7-8 saat uyumak gerekir. Geceleri savunma hücreleri kendini yeniler. İyi bir kan dolaşımı da önemlidir. İyi bir dolaşım sistemine sahipsek antikorlar hızlı şekilde ulaşacakları yere varırlar. Sebatla yapılan jogging veya yüzme gibi sporlar kan dolaşımını hızlandırır. Haftada 1-3 defa sauna ziyareti savunma hücre sayısını arttırıp, aktifleştiriyor.

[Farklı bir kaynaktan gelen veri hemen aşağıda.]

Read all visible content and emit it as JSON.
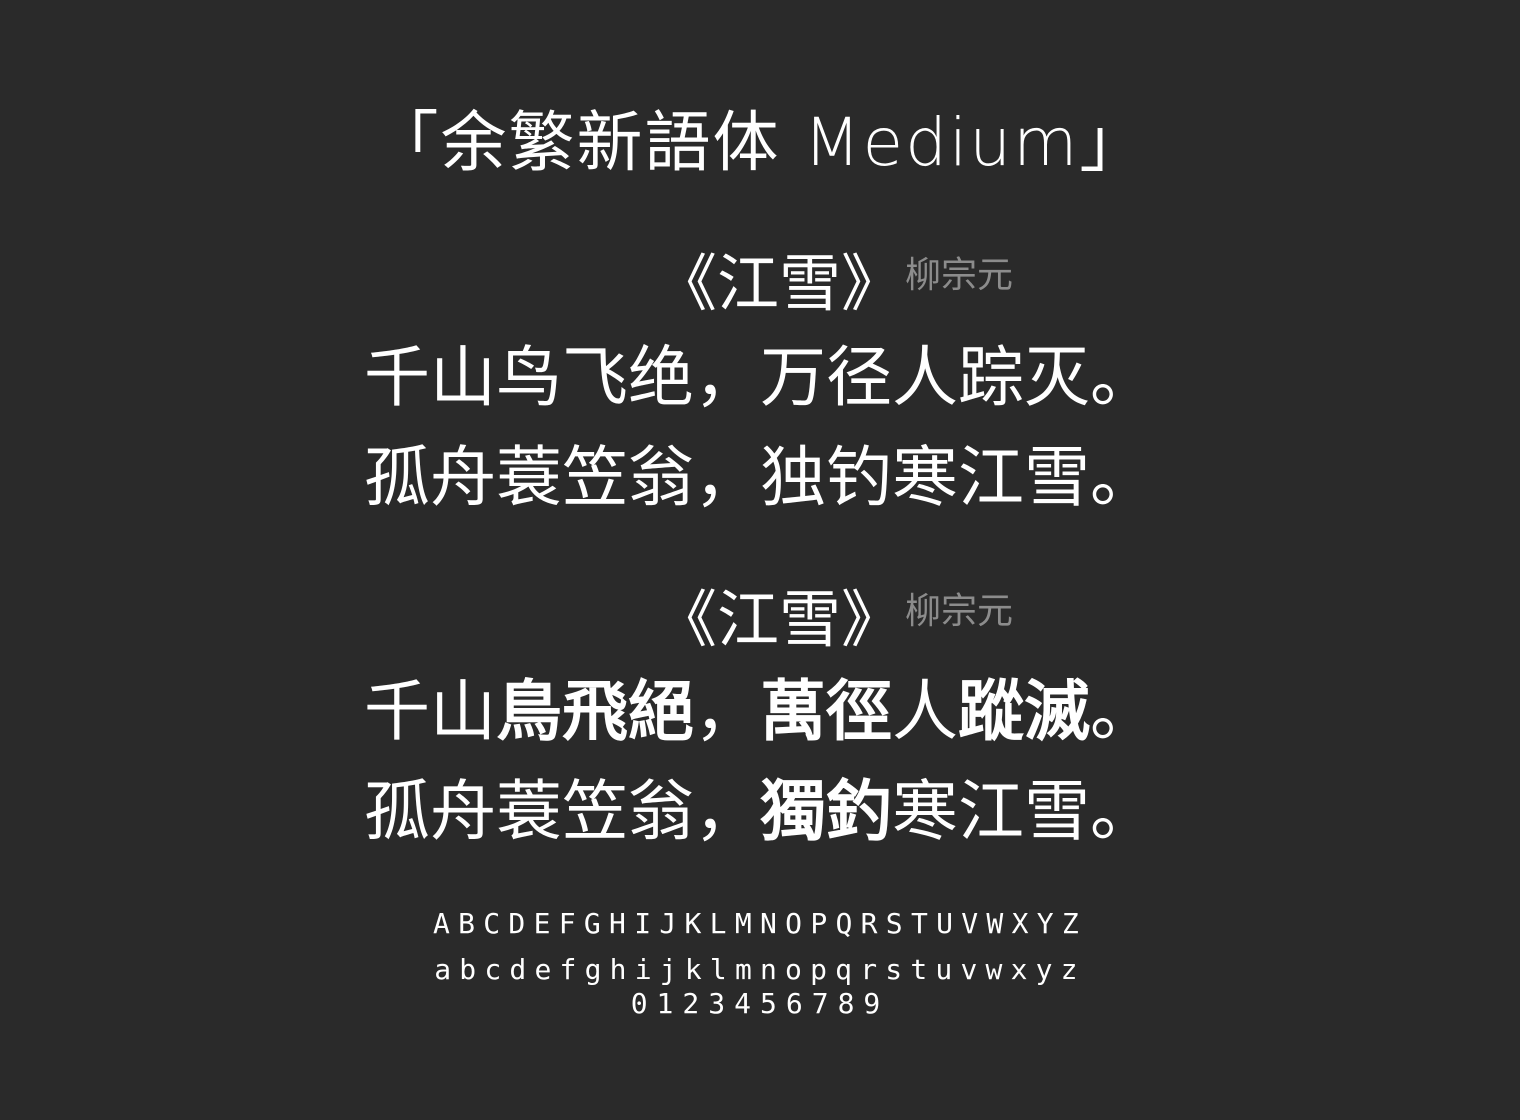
{
  "header": {
    "title": "「余繁新語体 Medium」"
  },
  "simplified": {
    "poem_title": "《江雪》",
    "author": "柳宗元",
    "line1": "千山鸟飞绝，万径人踪灭。",
    "line2": "孤舟蓑笠翁，独钓寒江雪。"
  },
  "traditional": {
    "poem_title": "《江雪》",
    "author": "柳宗元",
    "line1": {
      "a": "千山",
      "b": "鳥飛絕",
      "c": "，",
      "d": "萬徑",
      "e": "人",
      "f": "蹤滅",
      "g": "。"
    },
    "line2": {
      "a": "孤舟蓑笠翁，",
      "b": "獨釣",
      "c": "寒江雪。"
    }
  },
  "glyphs": {
    "uppercase": "ABCDEFGHIJKLMNOPQRSTUVWXYZ",
    "lowercase": "abcdefghijklmnopqrstuvwxyz",
    "digits": "0123456789"
  }
}
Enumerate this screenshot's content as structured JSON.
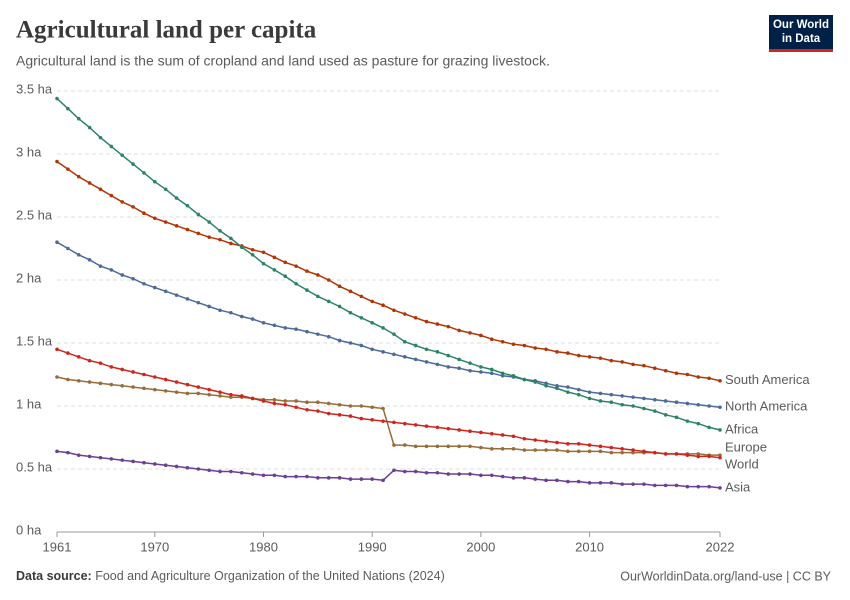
{
  "chart_data": {
    "type": "line",
    "title": "Agricultural land per capita",
    "subtitle": "Agricultural land is the sum of cropland and land used as pasture for grazing livestock.",
    "logo": [
      "Our World",
      "in Data"
    ],
    "source_label": "Data source:",
    "source": "Food and Agriculture Organization of the United Nations (2024)",
    "credit": "OurWorldinData.org/land-use | CC BY",
    "grid": true,
    "xlim": [
      1961,
      2022
    ],
    "xticks": [
      1961,
      1970,
      1980,
      1990,
      2000,
      2010,
      2022
    ],
    "ylim": [
      0,
      3.5
    ],
    "yticks": [
      {
        "value": 0,
        "label": "0 ha"
      },
      {
        "value": 0.5,
        "label": "0.5 ha"
      },
      {
        "value": 1,
        "label": "1 ha"
      },
      {
        "value": 1.5,
        "label": "1.5 ha"
      },
      {
        "value": 2,
        "label": "2 ha"
      },
      {
        "value": 2.5,
        "label": "2.5 ha"
      },
      {
        "value": 3,
        "label": "3 ha"
      },
      {
        "value": 3.5,
        "label": "3.5 ha"
      }
    ],
    "x": [
      1961,
      1962,
      1963,
      1964,
      1965,
      1966,
      1967,
      1968,
      1969,
      1970,
      1971,
      1972,
      1973,
      1974,
      1975,
      1976,
      1977,
      1978,
      1979,
      1980,
      1981,
      1982,
      1983,
      1984,
      1985,
      1986,
      1987,
      1988,
      1989,
      1990,
      1991,
      1992,
      1993,
      1994,
      1995,
      1996,
      1997,
      1998,
      1999,
      2000,
      2001,
      2002,
      2003,
      2004,
      2005,
      2006,
      2007,
      2008,
      2009,
      2010,
      2011,
      2012,
      2013,
      2014,
      2015,
      2016,
      2017,
      2018,
      2019,
      2020,
      2021,
      2022
    ],
    "series": [
      {
        "name": "South America",
        "color": "#b13507",
        "values": [
          2.94,
          2.88,
          2.82,
          2.77,
          2.72,
          2.67,
          2.62,
          2.58,
          2.53,
          2.49,
          2.46,
          2.43,
          2.4,
          2.37,
          2.34,
          2.32,
          2.29,
          2.27,
          2.24,
          2.22,
          2.18,
          2.14,
          2.11,
          2.07,
          2.04,
          2.0,
          1.95,
          1.91,
          1.87,
          1.83,
          1.8,
          1.76,
          1.73,
          1.7,
          1.67,
          1.65,
          1.63,
          1.6,
          1.58,
          1.56,
          1.53,
          1.51,
          1.49,
          1.48,
          1.46,
          1.45,
          1.43,
          1.42,
          1.4,
          1.39,
          1.38,
          1.36,
          1.35,
          1.33,
          1.32,
          1.3,
          1.28,
          1.26,
          1.25,
          1.23,
          1.22,
          1.2
        ]
      },
      {
        "name": "North America",
        "color": "#4c6a9c",
        "values": [
          2.3,
          2.25,
          2.2,
          2.16,
          2.11,
          2.08,
          2.04,
          2.01,
          1.97,
          1.94,
          1.91,
          1.88,
          1.85,
          1.82,
          1.79,
          1.76,
          1.74,
          1.71,
          1.69,
          1.66,
          1.64,
          1.62,
          1.61,
          1.59,
          1.57,
          1.55,
          1.52,
          1.5,
          1.48,
          1.45,
          1.43,
          1.41,
          1.39,
          1.37,
          1.35,
          1.33,
          1.31,
          1.3,
          1.28,
          1.27,
          1.26,
          1.24,
          1.23,
          1.21,
          1.2,
          1.18,
          1.16,
          1.15,
          1.13,
          1.11,
          1.1,
          1.09,
          1.08,
          1.07,
          1.06,
          1.05,
          1.04,
          1.03,
          1.02,
          1.01,
          1.0,
          0.99
        ]
      },
      {
        "name": "Africa",
        "color": "#2c8465",
        "values": [
          3.44,
          3.36,
          3.28,
          3.21,
          3.13,
          3.06,
          2.99,
          2.92,
          2.85,
          2.78,
          2.72,
          2.65,
          2.59,
          2.52,
          2.46,
          2.39,
          2.33,
          2.26,
          2.2,
          2.13,
          2.08,
          2.03,
          1.97,
          1.92,
          1.87,
          1.83,
          1.79,
          1.74,
          1.7,
          1.66,
          1.62,
          1.57,
          1.51,
          1.48,
          1.45,
          1.43,
          1.4,
          1.37,
          1.34,
          1.31,
          1.29,
          1.26,
          1.24,
          1.21,
          1.19,
          1.16,
          1.14,
          1.11,
          1.09,
          1.06,
          1.04,
          1.03,
          1.01,
          1.0,
          0.98,
          0.96,
          0.93,
          0.91,
          0.88,
          0.86,
          0.83,
          0.81
        ]
      },
      {
        "name": "Europe",
        "color": "#996d39",
        "values": [
          1.23,
          1.21,
          1.2,
          1.19,
          1.18,
          1.17,
          1.16,
          1.15,
          1.14,
          1.13,
          1.12,
          1.11,
          1.1,
          1.1,
          1.09,
          1.08,
          1.07,
          1.07,
          1.06,
          1.05,
          1.05,
          1.04,
          1.04,
          1.03,
          1.03,
          1.02,
          1.01,
          1.0,
          1.0,
          0.99,
          0.98,
          0.69,
          0.69,
          0.68,
          0.68,
          0.68,
          0.68,
          0.68,
          0.68,
          0.67,
          0.66,
          0.66,
          0.66,
          0.65,
          0.65,
          0.65,
          0.65,
          0.64,
          0.64,
          0.64,
          0.64,
          0.63,
          0.63,
          0.63,
          0.63,
          0.63,
          0.62,
          0.62,
          0.62,
          0.62,
          0.61,
          0.61
        ]
      },
      {
        "name": "World",
        "color": "#ce261e",
        "values": [
          1.45,
          1.42,
          1.39,
          1.36,
          1.34,
          1.31,
          1.29,
          1.27,
          1.25,
          1.23,
          1.21,
          1.19,
          1.17,
          1.15,
          1.13,
          1.11,
          1.09,
          1.08,
          1.06,
          1.04,
          1.02,
          1.01,
          0.99,
          0.97,
          0.96,
          0.94,
          0.93,
          0.92,
          0.9,
          0.89,
          0.88,
          0.87,
          0.86,
          0.85,
          0.84,
          0.83,
          0.82,
          0.81,
          0.8,
          0.79,
          0.78,
          0.77,
          0.76,
          0.74,
          0.73,
          0.72,
          0.71,
          0.7,
          0.7,
          0.69,
          0.68,
          0.67,
          0.66,
          0.65,
          0.64,
          0.63,
          0.62,
          0.62,
          0.61,
          0.6,
          0.6,
          0.59
        ]
      },
      {
        "name": "Asia",
        "color": "#6d3e91",
        "values": [
          0.64,
          0.63,
          0.61,
          0.6,
          0.59,
          0.58,
          0.57,
          0.56,
          0.55,
          0.54,
          0.53,
          0.52,
          0.51,
          0.5,
          0.49,
          0.48,
          0.48,
          0.47,
          0.46,
          0.45,
          0.45,
          0.44,
          0.44,
          0.44,
          0.43,
          0.43,
          0.43,
          0.42,
          0.42,
          0.42,
          0.41,
          0.49,
          0.48,
          0.48,
          0.47,
          0.47,
          0.46,
          0.46,
          0.46,
          0.45,
          0.45,
          0.44,
          0.43,
          0.43,
          0.42,
          0.41,
          0.41,
          0.4,
          0.4,
          0.39,
          0.39,
          0.39,
          0.38,
          0.38,
          0.38,
          0.37,
          0.37,
          0.37,
          0.36,
          0.36,
          0.36,
          0.35
        ]
      }
    ]
  }
}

SERBEST RADİKALLERİNİZ NE DURUMDA?

Hiçbir şey sağlığa serbest radikaller kadar zarar vermez. Bu saldırgan oksijen molekülleri yalnız demiri paslandırmazlar, aynı zamanda hücrelerimize de saldırırlar. Serbest radikaller her nefes alışımızda tabii olarak oluşurlar. Sigara ve ultraviyole ışınlar serbest radikallerin çoğalmasına yol açar.
SONUÇLARI

Öncelikle organizmadaki onancı enzimleri yok ederler. Sonuçta tümörlere, arterisikleroza, bunamaya sebep olurlar. Her doku daha hızlı yaşlanır.
TEHLİKEDE MİYİM?

Eğer son zamanlarda derin kırışıklıklardan yakınıyorsanız vücudunuzda çok sayıda serbest radikal koşuşturuyor demektir. Hemen sigarayı bırakıp, güneşlenmeye son vermelisiniz.
NE YAPABİLİRİM?

Bu saldırgan parçacıklara karsı antioksidanlarla güçlenebilirsiniz. Bunlar vitamin C ve E, betakaroten, selenyum ve bitki özleridir. Ana öğünlerden sonra yenen 3 porsiyon meyve ve sebze koruyucudur. Sabırla yapılan yumuşak antrenmanlar, kaslarda antioksidan enzimlerin sayısını yükseltir.

STRES SİZİ YİYİP BİTİRİYOR MU?

Dünya Sağlık Örgütü 21. yüzyılda sağlığa zarar veren en büyük faktörün stres olduğuna dikkat çekiyor. Yapılması gereken ise gücünüzü harekete geçirmektir.
SONUÇLARI

Devamlı stres tansiyonu ve kan şekerini uzun süreli yükseltir ve diyabete neden olur. Tokluk hormonu seviyesi düşer ve sürekli yeriz. Enfeksiyon ve iltihaplar artar.
TEHLİKEDE MİYİM?

Bu stresi harekete geçiren faktörlere ve sizin verdiğiniz reaksiyonlarla ilgilidir.
NE YAPABİLİRİM?

Tabii en iyisi; stres faktörlerini hayatımızdan çıkarmaktır. Ancak bu her zaman mümkün değil. Fakat bakış açısını değiştirmek sorunu hafifletir. Zor bir dununu bir meydan okuma nedeni olarak algılayın dünyanın sonu olarak değil. Spor, stres hormonunu yok eder. Aynı zamanda şefkatli bir deri teması, emniyette olma duygusu, oksitokin hormonunun dağılımını canlandırır, psikolojiyi strese karşı korur.